Pour Luther, la théologie de la Croix détruit les "bonnes œuvres", dont fait partie la connaissance de Dieu. Il écrit : "Celui qui n'a pas encore été détruit, réduit à rien par la Croix [...], celui-là s'attribue œuvres et sagesse à lui-même et non pas à Dieu, et ainsi il abuse des dons de Dieu, et les souille". Mais si Luther oppose ces deux théologies, il ne renonce pas à la théologie naturelle. Il lit la suite de la citation dans Rom 1 et estime alors que, à cause du péché, les hommes n'ont plus accès directement à cette théologie sans passer d'abord celle de la Croix. Augustin, sur la même question, prônait deux voies, la Croix et la Gloire, celle de la face immuable de Dieu et celle de "son dos", manifestation dans la chair du Christ. Cela implique une contradiction entre les œuvres et la grâce. Luther, en affirmant que la voie de la sagesse est fermée tant qu'on ne passe pas par la Croix, radicalise Augustin et Paul. Ce dernier était aussi marqué par la pensée helléniste qui a imposé la voie de la Gloire, mais il a conservé la contradiction. En fait il introduit une expérience absolument neuve en usant du langage commun, y compris philosophique (sans être philosophe). Au-delà de la contradiction entre les deux théologies, et ainsi en la résolvant, il annonce un monde nouveau dans lequel peuvent être repris tous les savoirs. Mais ils ne sont que "sottise" au regard du Logos, s'ils restent des savoirs de l'ancien monde.

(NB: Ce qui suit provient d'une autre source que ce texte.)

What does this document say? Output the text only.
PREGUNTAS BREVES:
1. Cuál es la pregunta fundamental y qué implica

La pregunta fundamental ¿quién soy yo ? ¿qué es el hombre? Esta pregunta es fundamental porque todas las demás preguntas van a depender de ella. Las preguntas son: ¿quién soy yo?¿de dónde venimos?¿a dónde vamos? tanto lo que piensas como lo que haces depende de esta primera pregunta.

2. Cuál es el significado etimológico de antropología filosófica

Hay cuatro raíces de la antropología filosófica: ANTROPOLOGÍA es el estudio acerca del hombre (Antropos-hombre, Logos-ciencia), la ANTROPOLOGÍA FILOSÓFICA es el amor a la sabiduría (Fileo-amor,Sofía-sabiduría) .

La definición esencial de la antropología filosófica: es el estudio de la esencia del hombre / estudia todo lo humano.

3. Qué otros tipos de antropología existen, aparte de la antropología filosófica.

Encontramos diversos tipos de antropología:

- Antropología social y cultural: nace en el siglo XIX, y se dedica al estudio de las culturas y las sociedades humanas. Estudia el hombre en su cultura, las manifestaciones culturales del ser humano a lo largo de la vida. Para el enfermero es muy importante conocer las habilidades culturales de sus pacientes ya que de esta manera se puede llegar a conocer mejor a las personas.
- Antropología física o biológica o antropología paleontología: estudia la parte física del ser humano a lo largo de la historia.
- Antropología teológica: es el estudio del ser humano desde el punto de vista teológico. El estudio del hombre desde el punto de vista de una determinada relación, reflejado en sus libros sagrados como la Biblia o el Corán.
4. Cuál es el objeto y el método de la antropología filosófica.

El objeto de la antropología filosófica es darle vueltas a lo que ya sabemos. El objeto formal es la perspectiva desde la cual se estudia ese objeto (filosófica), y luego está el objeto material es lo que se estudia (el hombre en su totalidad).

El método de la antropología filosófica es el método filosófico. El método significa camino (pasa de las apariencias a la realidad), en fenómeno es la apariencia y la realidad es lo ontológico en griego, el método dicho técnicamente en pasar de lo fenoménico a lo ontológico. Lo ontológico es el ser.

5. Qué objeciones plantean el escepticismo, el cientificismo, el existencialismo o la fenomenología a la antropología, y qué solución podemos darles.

Paul va au-delà de la philosophie pour recevoir la sagesse de la part du Messie. La Croix opère un jugement (une "critique") entre ceux pour qui elle est méprisable et ceux qui la reçoivent et qu'alors elle sauve. La proclamation de la Croix, insoutenable, s'est retournée en "Bonne Nouvelle" que l'homme ne peut reconnaître qu'à l'initiative de Dieu. Pour atteindre cette vérité, la connaissance théorique est inefficace, la charité en est la condition.
On a ainsi assisté à une destruction du langage possible par Wittgenstein, une destruction heideggerienne portant sur la possibilité des concepts, de Luther sur le discours de la théologie de la Gloire. La destruction paulinienne, elle, est une "mise en suspens" (époché de la phénoménologie) de la forme de la vie mondaine, afin d'en faire surgir une autre possibilité : la vie messianique.

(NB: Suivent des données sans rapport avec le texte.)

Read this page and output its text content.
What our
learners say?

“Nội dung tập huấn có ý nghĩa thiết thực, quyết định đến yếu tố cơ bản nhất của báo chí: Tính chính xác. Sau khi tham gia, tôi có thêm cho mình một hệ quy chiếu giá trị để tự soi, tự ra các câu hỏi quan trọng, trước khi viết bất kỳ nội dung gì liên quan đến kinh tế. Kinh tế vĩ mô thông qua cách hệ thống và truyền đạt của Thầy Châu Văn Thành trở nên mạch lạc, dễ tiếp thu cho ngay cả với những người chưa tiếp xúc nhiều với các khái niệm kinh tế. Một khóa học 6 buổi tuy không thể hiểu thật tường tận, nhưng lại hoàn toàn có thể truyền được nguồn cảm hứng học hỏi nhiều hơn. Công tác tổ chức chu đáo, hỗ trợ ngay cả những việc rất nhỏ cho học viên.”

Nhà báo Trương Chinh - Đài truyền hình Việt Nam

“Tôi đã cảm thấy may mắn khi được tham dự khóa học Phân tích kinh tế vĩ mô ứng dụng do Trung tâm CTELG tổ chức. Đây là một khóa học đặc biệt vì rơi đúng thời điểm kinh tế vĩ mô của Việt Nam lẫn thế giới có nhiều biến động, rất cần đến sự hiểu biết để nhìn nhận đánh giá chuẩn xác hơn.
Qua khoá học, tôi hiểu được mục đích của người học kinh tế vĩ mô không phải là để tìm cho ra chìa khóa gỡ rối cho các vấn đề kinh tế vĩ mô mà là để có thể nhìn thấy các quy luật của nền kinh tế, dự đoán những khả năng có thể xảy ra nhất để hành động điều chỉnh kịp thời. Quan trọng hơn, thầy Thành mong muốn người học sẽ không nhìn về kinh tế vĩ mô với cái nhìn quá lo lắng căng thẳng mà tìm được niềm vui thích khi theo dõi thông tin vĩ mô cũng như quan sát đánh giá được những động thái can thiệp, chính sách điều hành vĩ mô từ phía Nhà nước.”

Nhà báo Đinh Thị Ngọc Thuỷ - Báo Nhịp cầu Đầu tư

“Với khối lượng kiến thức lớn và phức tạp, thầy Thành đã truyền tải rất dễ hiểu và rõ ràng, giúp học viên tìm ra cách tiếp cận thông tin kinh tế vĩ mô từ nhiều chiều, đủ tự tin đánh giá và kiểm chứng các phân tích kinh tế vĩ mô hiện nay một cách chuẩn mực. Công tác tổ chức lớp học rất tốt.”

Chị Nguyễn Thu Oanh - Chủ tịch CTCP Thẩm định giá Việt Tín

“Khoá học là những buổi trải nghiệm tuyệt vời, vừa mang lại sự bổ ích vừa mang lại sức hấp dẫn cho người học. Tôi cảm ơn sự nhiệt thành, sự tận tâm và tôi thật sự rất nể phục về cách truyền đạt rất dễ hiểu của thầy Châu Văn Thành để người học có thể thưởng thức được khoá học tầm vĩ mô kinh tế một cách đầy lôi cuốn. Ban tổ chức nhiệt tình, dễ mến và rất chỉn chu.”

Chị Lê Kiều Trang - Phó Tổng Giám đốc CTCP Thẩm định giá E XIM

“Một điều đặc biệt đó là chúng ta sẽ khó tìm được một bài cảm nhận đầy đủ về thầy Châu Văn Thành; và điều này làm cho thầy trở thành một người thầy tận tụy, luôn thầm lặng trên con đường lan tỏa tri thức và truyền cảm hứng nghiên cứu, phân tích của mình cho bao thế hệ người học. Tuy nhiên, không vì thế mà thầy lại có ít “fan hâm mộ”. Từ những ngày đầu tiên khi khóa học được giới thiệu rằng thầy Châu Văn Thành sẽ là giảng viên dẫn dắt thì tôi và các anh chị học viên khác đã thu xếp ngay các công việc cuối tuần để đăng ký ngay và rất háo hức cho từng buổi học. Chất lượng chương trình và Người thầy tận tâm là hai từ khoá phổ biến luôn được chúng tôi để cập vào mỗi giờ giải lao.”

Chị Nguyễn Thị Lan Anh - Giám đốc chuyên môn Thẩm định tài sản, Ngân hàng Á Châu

Chapitre 2. Cosmos : le temps de la fin (1 Th)
Dans la pensée de Paul, le temps que nous vivons, l'espace dans lequel nous évoluons, sont renouvelés. Nous vivons dans une tension entre notre monde et notre temps, et le monde et le temps de la fin, de l'eschatologie.
L'événement Messie inaugure une nouvelle temporalité qui transforme radicalement le moi, sa manière d'exister et d'habiter le monde. Surgissement d'une existence nouvelle en rupture avec l'être au monde spontané. Contre une vision évolutive de l'histoire (monde prévisible, dont la connaissance est soumise à une logique qui élimine tout véritable avènement), l'eschatologie prend le relais. La fin n'est pas une finalité, mais un événement inscrit dans aucun calendrier, qui advient soudain interrompre les forces humaines.
La présence de soi à soi (celle de Dieu) n'est pas atteinte par les hommes, ni la fin de l'histoire dans l'éternité. Est atteint le présent comme un don. La parousie engage une nouvelle herméneutique du moi, où un avènement invisible et futur donne un sens nouveau au visible et au présent.
L'homme se trouve dans une problématique de l'espérance qui introduit quatre questions : l'imminence, la tribulation ("thlipsis"), l'espace et le temps, la définition du monde ("kosmos").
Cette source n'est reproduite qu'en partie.